St. Louis used to take journalism very seriously.
Nope, though St Louie was a short-lived two-rag town in the early 1990s for almost a year, with the advent and sundown of the short-lived St Louis Sun, for which I was a downstate Illinois stringer.
I have no knowledge of Harris, but it seems as if he is doing a brave and magnanimous job in this situation.
He has the advantage of having been there during the initial move into Baghdad, so will at least be taken more seriously by those Marines than a fresh-faced rookie with more preconceived notions than experience. And really old hands from the Desert Shield/Storm/Sabre days of 1991 have it even easier, especially if they have a little language facility.
St. Louis used to take journalism very seriously.

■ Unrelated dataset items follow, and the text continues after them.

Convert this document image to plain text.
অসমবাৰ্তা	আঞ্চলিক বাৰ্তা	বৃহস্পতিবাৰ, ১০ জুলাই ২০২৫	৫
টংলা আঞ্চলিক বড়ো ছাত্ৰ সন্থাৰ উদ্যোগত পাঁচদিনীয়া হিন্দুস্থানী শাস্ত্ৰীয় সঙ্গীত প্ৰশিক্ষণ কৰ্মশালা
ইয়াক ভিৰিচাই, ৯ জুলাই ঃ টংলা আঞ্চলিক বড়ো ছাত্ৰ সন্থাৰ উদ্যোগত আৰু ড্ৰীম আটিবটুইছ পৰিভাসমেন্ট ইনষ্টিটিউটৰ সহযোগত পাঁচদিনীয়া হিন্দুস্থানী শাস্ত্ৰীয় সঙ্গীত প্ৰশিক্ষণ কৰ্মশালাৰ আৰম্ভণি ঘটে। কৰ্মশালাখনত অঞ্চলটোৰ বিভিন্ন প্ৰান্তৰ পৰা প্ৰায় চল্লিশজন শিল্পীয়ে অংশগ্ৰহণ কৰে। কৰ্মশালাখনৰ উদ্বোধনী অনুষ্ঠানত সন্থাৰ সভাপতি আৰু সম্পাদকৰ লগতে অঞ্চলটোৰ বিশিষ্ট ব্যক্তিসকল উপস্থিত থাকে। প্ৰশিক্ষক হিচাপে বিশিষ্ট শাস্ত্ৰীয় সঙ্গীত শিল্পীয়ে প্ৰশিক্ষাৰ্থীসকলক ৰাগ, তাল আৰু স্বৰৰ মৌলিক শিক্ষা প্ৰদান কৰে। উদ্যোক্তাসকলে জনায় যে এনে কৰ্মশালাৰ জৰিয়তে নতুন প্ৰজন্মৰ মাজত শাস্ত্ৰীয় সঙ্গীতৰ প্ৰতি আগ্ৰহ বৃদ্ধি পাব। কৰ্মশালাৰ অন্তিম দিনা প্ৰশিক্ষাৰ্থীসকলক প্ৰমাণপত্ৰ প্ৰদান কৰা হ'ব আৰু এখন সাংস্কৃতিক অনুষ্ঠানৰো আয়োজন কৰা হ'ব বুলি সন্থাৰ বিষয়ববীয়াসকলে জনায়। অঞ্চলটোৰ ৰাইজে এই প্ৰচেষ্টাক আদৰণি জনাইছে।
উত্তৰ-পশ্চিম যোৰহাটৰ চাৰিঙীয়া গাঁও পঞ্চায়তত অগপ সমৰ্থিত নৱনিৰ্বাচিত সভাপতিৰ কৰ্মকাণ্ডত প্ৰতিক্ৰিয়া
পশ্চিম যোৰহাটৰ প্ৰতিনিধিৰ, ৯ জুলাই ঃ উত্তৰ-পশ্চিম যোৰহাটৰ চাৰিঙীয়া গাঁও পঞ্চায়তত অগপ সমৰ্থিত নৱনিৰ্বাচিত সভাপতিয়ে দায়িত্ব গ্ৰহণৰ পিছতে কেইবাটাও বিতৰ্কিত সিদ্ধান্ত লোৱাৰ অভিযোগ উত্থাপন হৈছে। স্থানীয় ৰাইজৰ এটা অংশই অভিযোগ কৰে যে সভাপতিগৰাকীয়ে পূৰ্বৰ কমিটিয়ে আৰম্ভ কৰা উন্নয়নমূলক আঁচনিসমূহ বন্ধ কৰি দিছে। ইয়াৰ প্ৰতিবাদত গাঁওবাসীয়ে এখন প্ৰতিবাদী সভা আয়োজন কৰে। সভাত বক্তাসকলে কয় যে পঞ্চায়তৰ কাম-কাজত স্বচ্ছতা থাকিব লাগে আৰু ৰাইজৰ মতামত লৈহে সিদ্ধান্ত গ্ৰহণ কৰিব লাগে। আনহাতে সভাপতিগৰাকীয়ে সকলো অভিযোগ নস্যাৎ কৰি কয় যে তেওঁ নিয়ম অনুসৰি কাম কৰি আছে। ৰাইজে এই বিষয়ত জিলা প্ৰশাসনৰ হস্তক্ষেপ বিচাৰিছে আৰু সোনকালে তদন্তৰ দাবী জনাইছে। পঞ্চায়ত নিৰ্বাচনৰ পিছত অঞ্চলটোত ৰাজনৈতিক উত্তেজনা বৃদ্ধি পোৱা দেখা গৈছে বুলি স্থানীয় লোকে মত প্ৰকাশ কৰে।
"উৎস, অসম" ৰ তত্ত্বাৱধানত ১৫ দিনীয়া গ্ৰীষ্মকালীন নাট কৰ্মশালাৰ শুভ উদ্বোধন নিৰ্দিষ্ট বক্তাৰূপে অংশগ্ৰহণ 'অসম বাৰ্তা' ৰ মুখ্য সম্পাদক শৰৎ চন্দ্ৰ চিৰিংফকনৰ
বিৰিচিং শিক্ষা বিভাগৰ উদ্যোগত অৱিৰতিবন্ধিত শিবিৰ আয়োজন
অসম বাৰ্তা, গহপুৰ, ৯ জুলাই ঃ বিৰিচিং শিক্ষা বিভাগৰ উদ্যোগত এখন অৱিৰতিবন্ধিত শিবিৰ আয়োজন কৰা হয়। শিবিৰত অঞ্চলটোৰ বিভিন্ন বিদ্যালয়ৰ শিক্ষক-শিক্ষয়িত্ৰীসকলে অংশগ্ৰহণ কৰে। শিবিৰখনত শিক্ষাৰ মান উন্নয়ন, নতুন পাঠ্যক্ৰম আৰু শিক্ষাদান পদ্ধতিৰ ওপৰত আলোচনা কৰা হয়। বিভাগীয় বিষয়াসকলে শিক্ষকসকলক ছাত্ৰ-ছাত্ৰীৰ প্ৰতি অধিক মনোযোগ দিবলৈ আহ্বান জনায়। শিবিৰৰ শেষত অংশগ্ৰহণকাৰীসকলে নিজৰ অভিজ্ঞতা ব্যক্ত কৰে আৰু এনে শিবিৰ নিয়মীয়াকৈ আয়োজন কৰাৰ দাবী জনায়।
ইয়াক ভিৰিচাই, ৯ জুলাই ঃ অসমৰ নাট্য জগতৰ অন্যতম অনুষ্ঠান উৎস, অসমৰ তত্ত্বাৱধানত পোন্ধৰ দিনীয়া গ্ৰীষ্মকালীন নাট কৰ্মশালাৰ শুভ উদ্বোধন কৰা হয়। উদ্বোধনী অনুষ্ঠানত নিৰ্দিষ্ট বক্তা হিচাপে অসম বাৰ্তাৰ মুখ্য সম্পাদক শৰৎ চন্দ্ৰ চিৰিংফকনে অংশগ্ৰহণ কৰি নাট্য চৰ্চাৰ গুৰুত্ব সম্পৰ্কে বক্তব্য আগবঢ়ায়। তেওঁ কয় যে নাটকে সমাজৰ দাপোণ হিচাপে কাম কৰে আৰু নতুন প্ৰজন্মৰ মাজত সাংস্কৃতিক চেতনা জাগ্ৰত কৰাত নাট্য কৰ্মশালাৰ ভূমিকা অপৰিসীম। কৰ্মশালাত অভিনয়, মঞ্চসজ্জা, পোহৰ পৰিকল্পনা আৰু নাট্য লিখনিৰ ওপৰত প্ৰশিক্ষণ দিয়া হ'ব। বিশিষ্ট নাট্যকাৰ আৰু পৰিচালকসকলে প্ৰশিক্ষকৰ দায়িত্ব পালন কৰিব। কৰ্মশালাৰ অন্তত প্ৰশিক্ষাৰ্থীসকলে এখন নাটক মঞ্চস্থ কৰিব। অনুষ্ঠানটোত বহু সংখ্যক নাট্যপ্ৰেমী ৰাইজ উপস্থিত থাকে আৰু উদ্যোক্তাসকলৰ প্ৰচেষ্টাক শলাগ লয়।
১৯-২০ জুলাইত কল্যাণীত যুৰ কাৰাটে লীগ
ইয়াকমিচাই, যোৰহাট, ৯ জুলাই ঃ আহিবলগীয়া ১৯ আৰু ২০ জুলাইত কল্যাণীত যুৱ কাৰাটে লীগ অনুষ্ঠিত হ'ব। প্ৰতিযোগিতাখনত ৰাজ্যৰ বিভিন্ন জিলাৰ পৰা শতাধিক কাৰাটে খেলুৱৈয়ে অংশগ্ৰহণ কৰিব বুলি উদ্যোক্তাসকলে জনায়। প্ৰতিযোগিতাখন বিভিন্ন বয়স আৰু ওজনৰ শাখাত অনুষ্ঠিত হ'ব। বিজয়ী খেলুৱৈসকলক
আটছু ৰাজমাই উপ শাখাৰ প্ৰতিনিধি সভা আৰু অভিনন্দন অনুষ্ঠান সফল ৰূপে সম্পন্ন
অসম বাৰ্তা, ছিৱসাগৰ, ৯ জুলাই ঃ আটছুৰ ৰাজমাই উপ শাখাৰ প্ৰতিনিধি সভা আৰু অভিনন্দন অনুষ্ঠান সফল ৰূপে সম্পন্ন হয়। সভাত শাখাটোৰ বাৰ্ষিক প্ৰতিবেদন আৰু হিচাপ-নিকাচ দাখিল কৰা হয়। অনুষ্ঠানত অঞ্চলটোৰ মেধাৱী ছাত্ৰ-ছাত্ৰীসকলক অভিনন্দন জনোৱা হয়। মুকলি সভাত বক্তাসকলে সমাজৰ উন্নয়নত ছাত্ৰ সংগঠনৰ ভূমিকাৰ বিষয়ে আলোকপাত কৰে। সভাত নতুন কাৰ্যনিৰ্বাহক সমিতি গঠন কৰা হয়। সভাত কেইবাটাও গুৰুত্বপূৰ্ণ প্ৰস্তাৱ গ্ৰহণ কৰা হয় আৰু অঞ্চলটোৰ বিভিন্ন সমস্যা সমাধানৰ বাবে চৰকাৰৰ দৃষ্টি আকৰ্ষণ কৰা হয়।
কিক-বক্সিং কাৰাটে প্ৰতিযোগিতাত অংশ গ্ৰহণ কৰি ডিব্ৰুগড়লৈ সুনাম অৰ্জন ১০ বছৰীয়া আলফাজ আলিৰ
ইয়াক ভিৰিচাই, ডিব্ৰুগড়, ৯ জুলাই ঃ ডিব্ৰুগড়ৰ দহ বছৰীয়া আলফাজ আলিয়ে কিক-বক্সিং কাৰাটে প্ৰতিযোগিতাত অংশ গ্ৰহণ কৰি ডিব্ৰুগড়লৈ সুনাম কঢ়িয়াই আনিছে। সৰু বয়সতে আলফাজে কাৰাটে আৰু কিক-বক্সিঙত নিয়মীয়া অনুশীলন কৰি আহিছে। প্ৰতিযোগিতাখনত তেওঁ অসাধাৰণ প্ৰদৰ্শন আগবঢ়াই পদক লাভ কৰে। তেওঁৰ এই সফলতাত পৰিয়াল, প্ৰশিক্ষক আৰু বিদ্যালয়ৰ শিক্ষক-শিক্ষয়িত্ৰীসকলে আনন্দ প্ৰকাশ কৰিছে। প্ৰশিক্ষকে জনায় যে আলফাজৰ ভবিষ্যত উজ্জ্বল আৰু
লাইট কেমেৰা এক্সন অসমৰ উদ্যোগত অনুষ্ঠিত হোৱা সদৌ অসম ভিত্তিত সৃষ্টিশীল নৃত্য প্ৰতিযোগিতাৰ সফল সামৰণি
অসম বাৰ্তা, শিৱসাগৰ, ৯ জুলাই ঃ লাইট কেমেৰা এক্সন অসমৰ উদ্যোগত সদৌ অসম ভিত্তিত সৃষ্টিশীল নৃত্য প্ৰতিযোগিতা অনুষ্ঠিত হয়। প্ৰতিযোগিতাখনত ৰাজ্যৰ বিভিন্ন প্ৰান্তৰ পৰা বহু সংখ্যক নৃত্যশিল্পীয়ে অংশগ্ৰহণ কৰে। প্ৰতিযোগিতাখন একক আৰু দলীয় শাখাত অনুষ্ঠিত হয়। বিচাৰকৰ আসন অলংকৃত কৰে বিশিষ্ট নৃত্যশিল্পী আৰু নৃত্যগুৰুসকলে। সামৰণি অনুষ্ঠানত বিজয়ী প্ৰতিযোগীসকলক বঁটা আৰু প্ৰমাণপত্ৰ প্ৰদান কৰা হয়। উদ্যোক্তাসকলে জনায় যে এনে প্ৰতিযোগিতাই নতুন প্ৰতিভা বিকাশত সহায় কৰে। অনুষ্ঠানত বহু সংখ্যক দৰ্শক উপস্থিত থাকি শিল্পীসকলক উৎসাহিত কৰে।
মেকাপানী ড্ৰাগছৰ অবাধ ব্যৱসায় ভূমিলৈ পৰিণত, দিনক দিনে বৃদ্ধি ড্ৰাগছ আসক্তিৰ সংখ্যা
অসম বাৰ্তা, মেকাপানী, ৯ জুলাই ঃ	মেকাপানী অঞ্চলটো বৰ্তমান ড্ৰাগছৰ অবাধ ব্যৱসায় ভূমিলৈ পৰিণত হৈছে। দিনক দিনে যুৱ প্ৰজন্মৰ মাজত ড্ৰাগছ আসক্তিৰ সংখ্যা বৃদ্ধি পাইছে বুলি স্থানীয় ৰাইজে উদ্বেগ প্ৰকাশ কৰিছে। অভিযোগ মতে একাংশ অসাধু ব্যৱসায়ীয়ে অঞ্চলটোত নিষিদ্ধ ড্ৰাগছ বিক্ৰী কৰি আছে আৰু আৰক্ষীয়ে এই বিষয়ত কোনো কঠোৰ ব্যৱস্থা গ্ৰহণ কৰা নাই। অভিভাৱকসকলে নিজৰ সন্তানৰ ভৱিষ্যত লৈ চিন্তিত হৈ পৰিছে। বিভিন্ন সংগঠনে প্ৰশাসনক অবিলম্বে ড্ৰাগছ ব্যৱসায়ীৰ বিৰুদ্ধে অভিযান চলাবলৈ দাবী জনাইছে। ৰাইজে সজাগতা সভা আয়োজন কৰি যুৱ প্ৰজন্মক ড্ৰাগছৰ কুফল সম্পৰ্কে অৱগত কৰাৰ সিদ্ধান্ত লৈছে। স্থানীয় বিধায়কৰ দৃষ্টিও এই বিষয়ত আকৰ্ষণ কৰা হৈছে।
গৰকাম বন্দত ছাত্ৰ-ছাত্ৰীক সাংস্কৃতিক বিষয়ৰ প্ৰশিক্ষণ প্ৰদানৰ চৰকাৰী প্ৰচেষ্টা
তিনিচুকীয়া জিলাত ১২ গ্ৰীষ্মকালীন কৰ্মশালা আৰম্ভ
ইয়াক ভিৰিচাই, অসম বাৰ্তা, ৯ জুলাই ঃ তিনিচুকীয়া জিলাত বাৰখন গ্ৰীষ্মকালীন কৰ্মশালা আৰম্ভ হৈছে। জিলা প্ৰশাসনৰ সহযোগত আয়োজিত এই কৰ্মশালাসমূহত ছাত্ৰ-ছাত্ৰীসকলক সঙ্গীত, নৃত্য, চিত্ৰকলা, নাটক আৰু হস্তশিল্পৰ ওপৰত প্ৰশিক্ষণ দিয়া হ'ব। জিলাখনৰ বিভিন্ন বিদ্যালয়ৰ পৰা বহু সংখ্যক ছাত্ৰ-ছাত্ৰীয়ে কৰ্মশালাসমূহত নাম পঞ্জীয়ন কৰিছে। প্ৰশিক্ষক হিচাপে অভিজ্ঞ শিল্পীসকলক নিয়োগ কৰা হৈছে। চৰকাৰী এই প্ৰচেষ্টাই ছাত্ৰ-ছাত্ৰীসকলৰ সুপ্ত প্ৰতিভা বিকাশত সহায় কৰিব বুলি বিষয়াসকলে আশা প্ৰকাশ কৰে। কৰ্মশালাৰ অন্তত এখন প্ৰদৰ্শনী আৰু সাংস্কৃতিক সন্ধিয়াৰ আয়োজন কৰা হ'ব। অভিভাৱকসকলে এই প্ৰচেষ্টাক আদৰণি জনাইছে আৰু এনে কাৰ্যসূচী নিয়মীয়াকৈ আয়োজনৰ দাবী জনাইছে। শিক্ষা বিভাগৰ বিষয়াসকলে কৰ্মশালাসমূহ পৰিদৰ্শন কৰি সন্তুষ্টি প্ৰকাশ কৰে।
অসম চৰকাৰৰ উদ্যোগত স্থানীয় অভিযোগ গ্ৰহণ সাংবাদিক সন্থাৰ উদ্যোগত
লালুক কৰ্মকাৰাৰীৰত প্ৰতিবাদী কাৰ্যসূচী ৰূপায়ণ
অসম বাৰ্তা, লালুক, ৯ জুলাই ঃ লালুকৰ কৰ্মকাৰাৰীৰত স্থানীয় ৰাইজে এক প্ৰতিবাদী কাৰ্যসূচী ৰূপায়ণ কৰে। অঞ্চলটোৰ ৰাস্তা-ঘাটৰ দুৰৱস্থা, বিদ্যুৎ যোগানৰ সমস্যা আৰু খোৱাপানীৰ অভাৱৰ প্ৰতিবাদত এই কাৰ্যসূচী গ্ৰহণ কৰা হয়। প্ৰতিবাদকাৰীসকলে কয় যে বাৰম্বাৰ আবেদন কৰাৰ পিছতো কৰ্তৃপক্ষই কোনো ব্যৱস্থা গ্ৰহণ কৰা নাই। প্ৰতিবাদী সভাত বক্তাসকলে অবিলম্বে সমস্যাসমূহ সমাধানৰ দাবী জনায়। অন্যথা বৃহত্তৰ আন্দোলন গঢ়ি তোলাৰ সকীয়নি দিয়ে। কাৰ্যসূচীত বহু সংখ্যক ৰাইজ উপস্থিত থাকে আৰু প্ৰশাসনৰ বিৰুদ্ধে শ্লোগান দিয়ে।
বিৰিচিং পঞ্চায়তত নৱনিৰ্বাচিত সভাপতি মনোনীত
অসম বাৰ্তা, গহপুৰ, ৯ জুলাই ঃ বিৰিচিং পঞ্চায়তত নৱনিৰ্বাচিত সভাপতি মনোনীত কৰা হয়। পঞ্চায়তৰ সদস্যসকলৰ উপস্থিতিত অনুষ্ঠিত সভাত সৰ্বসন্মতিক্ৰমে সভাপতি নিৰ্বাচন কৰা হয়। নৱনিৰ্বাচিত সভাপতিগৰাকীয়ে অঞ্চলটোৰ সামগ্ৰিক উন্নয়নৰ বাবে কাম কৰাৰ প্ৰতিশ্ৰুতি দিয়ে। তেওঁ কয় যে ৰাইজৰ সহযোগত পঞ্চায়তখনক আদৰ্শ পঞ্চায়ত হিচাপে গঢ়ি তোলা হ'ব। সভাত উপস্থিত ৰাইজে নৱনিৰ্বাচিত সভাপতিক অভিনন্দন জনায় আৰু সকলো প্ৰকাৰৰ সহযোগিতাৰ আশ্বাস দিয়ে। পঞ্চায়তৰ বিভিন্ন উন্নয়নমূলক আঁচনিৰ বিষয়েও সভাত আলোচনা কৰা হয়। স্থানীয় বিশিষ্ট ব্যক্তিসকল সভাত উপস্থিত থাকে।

They still have the St Louis Journalism Review, I believe, and the state's university prides itself on a prestigious journalism department. And Joe Pulitzer's name is forever linked with St Louis, though the first newspaper he owned and operated was inIndiana...and I worked for that one for some four years, though long after he'd left for the greener pastures of St Louis. After all, the Griesedieck brothers had begun their Budweser brewing operations around that time too, and it was an important transportation hub for both railroad and river traffic.